En las zonas donde se pudo se volvían los ojos hacia las variedades propias; así se salvaron las gallegas (Albariño las encabeza, pero hay más: Godello, Treixadura Loureira…) o se impulso la castellana Verdejo y se mejoran las prestaciones de otras, como Xarel•lo e incluso las Viura o Garnacha Blanca, entre otras. Pero eso es muy reciente; antes de ello, si se quería un blanco “personal”, había que recurrir a las variedades foráneas, a las más famosas de las uvas mundiales.
En los años sesenta, Jean León plantó las primeras cepas de Chardonnay, que estaría llamada a ser la blanca “mejorante” por antonomasia, y abrió las puertas a la importación de variedades francesas o renanas. Una importación que Miguel Torres primero, y luego muchos otros, abrazaron con entusiasmo. El Penedés se convirtió en una especie de catálogo de Riesling, Gewürztraminer, moscateles diversos, Sauvignon Blanc y, por supuesto, Chardonnay de todo pelaje, entre otras muchas.
Rueda optaría por Sauvignon Blanc para dar fragancia a la sobria Verdejo (se les fue la mano, la verdad, y casi todos los verdejos tienen aroma de Sauvignon); y la Chardonnay daría la vuelta completamente a los blancos de Navarra, entrando también en muchas otras zonas, entre ellas el Somontano, donde, aliada con la alsaciana Gewúrztraminer, se encargó de lanzar la zona a la fama mientras las cepas de uvas tintas se hacían mayores.

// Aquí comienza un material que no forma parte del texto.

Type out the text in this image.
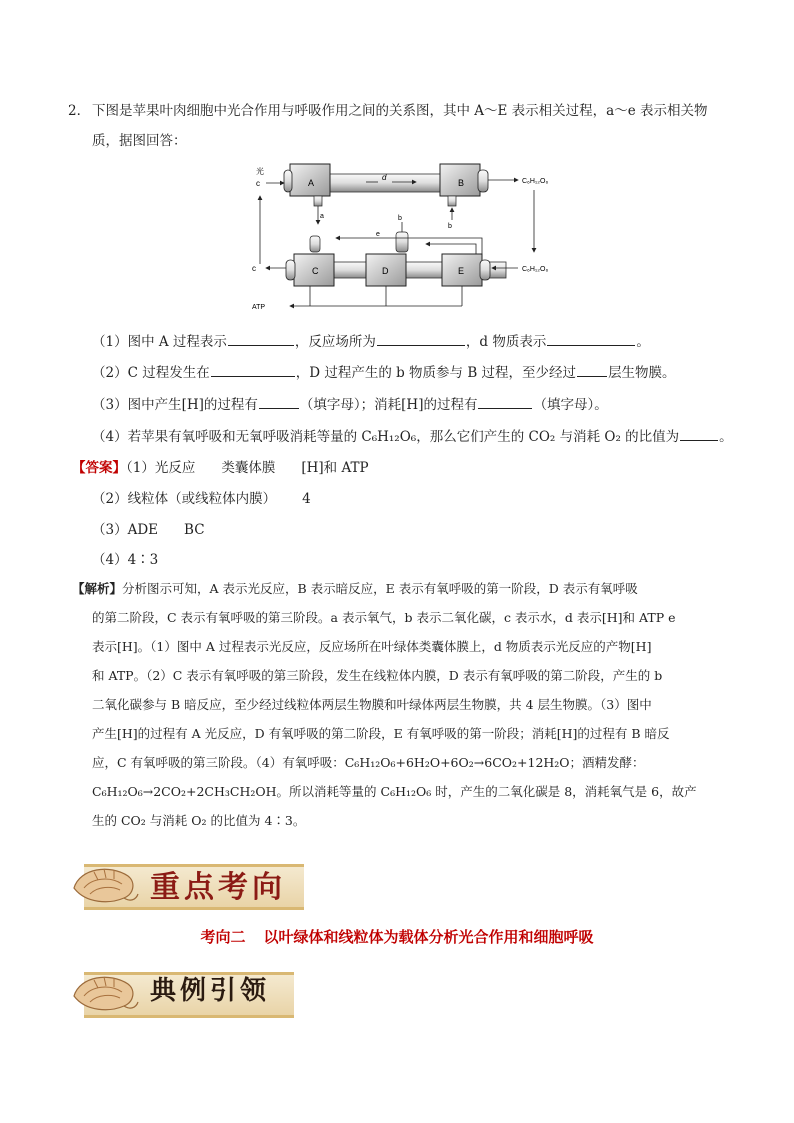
2． 下图是苹果叶肉细胞中光合作用与呼吸作用之间的关系图，其中 A～E 表示相关过程，a～e 表示相关物
质，据图回答：
光
c	A	B
d	C₆H₁₂O₆
a
b
b
e
C	D	E
c	C₆H₁₂O₆
ATP
（1）图中 A 过程表示	，反应场所为	，d 物质表示	。
（2）C 过程发生在	，D 过程产生的 b 物质参与 B 过程，至少经过 层生物膜。
（3）图中产生[H]的过程有	（填字母）；消耗[H]的过程有	（填字母）。
（4）若苹果有氧呼吸和无氧呼吸消耗等量的 C₆H₁₂O₆，那么它们产生的 CO₂ 与消耗 O₂ 的比值为	。
【答案】（1）光反应 类囊体膜 [H]和 ATP
（2）线粒体（或线粒体内膜） 4
（3）ADE BC
（4）4∶3
【解析】分析图示可知，A 表示光反应，B 表示暗反应，E 表示有氧呼吸的第一阶段，D 表示有氧呼吸
的第二阶段，C 表示有氧呼吸的第三阶段。a 表示氧气，b 表示二氧化碳，c 表示水，d 表示[H]和 ATP e
表示[H]。（1）图中 A 过程表示光反应，反应场所在叶绿体类囊体膜上，d 物质表示光反应的产物[H]
和 ATP。（2）C 表示有氧呼吸的第三阶段，发生在线粒体内膜，D 表示有氧呼吸的第二阶段，产生的 b
二氧化碳参与 B 暗反应，至少经过线粒体两层生物膜和叶绿体两层生物膜，共 4 层生物膜。（3）图中
产生[H]的过程有 A 光反应，D 有氧呼吸的第二阶段，E 有氧呼吸的第一阶段；消耗[H]的过程有 B 暗反
应，C 有氧呼吸的第三阶段。（4）有氧呼吸：C₆H₁₂O₆+6H₂O+6O₂→6CO₂+12H₂O；酒精发酵：
C₆H₁₂O₆→2CO₂+2CH₃CH₂OH。所以消耗等量的 C₆H₁₂O₆ 时，产生的二氧化碳是 8，消耗氧气是 6，故产
生的 CO₂ 与消耗 O₂ 的比值为 4∶3。
重点考向
考向二 以叶绿体和线粒体为载体分析光合作用和细胞呼吸
典例引领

El resto hacía lo que podía: en el Mediterráneo insistían con el poco éxito que cabía esperar con variedades de zonas más frías (esos riesling de Alicante y Murcia…), aunque han mejorado notablemente los vinos de Garancha Blanca en la parte norte; en Rioja los blancos fermentados en barrica, algunos de ellos excelentes (Allende, Plácet, Muga), han sustituido casi por completo a los viejos blancos crianza y reserva (quedan Murrieta, un Marqués de Cáceres, Tondonia y poco más) y en La Mancha, Valdepeñas, Vinos de Madrid y ese vecindario sigue oliendo a plátano, aunque hay quien se empeña en demostrar que la Airén puede dar alguna alegría (no se pierdan el nuevo y sorprendente Ercavio).
Se sigue investigando con las variedades, propias y foráneas, pero parece que el campo de actuación está más en la bodega y, en el campo, más en la producción (rendimientos, maduraciones) que en la variedad. El reto actual es el blanco de vida larga, donde se han abierto nuevos caminos que prometen un futuro lleno de matices. Subsiste la vieja dicotomía Vieja Europa-Nuevo Mundo (vinos con muchos matices frente a potencia y madera) pero se buscan vías para elaborar vinos desarrollados y personales.
La fermentación en barrica se va matizando con la crianza sobre lías y el complemento del botellero. Se investiga con la maduración en tanque de acero inbxodable de vinos limpios o manteniendo las lías de la fermentación, todas o en parte; se impide la fermentación maloláctica o se interrumpe para hacer vinos con más nervio, que evolucionen bien en la botella. La vanguardia del vino blanco avanza como el tinto, pero tiene por delante un campo inmenso, lleno de posibilidades.
Una vez que hay vinos de buena calidad, incluso algunos muy buenos, el vino blanco español se enfrenta al reto de la grandeza. Y eso sólo se consigue con vinos que duren, que se desarrollen y envejezcan bien. Es imprescindible conseguir que el blanco sea considerado tanto como el tinto como vino de primera. Y hay que ganar la batalla de la frescura: el blanco ha de ser fresco; ante un blanco con estructura de tinto (cuerpo, grado, madera, grasa), siempre será mejor un tinto.